Carley said she saw this and heard my voice in the third panel. While this is true and I would truly say that, I’d like to draw your attention to the alt version below. Paula Dean has Satan’s eyes, and I’d like you all to never forget that. Walk down the magazine aisle and gawk in horror as at least three Paula Dean’s gaze into your soul.
I assume this question was for me to say what I thought of this poem? That definitely could have been clearer, Peter.

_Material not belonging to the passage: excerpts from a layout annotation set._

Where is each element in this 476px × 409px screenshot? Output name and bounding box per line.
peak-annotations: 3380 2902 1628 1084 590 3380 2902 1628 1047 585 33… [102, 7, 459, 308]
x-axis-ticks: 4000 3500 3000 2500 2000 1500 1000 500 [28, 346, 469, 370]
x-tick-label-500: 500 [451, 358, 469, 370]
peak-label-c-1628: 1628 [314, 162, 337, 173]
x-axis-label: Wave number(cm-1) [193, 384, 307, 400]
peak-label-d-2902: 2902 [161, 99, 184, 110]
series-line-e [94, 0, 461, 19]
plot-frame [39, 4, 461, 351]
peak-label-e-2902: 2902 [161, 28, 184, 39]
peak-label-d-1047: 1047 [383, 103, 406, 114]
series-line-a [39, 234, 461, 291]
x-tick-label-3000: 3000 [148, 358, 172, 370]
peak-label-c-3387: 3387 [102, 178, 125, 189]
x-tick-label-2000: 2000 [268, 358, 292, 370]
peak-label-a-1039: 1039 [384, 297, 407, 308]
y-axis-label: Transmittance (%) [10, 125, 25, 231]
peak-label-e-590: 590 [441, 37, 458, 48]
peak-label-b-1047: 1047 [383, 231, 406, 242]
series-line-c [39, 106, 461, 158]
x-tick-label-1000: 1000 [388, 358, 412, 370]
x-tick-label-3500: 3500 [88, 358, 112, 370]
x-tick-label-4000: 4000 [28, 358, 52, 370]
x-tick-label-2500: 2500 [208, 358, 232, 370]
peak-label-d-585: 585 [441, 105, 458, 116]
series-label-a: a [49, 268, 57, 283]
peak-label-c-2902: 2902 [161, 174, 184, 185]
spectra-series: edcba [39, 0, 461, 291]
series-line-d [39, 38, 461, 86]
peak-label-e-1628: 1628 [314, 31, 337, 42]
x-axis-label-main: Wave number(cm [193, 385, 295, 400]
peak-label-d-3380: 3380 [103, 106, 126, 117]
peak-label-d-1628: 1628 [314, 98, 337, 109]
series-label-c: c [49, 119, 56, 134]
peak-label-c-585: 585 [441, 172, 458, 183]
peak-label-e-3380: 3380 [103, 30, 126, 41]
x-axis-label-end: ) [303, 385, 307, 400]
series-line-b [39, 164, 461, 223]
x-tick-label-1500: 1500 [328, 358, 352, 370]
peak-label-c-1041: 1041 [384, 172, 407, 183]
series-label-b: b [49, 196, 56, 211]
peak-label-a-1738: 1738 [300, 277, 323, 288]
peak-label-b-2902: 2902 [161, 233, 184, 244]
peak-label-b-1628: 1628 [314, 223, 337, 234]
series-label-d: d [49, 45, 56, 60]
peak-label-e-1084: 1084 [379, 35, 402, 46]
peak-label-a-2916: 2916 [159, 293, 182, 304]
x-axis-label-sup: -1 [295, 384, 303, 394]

As for the poem: DAMN. Sylvia Plath has always had it going on, but I’d never run across this poem. This blew me away. Mind you, I only read it a few times, but I really love the way words are innovative in a pleasant way. She uses words that may be cliche or wordy, but in a way that makes them astonishing. I draw your attention to the fourth to last stanza:
I am terrified by this dark thing
That sleeps in me;
All day I feel its soft, feathery turnings, its malignity.
This is not a new or thrilling idea, but the personification of the thing within her as a creature like a bird living in the tree (which she has become in the poem) is an incredibly effective image and lets me forgive stanzas like the third which struck me as out of place.I also appreciate that the voice was easy to understand, it was established in the beginning that the author is quoting what the Elm said. One last quick note on the tone: I loved that it started off somewhat dark and moved to very tense, dark imagery towards the end. That subtle tone shift throughout builds reader anticipation and keeps them reading.
I don’t know if that answered your “question”, but I’m going to cut off my editor brain and get back to editing my peers work. Thanks for the poem, Peter!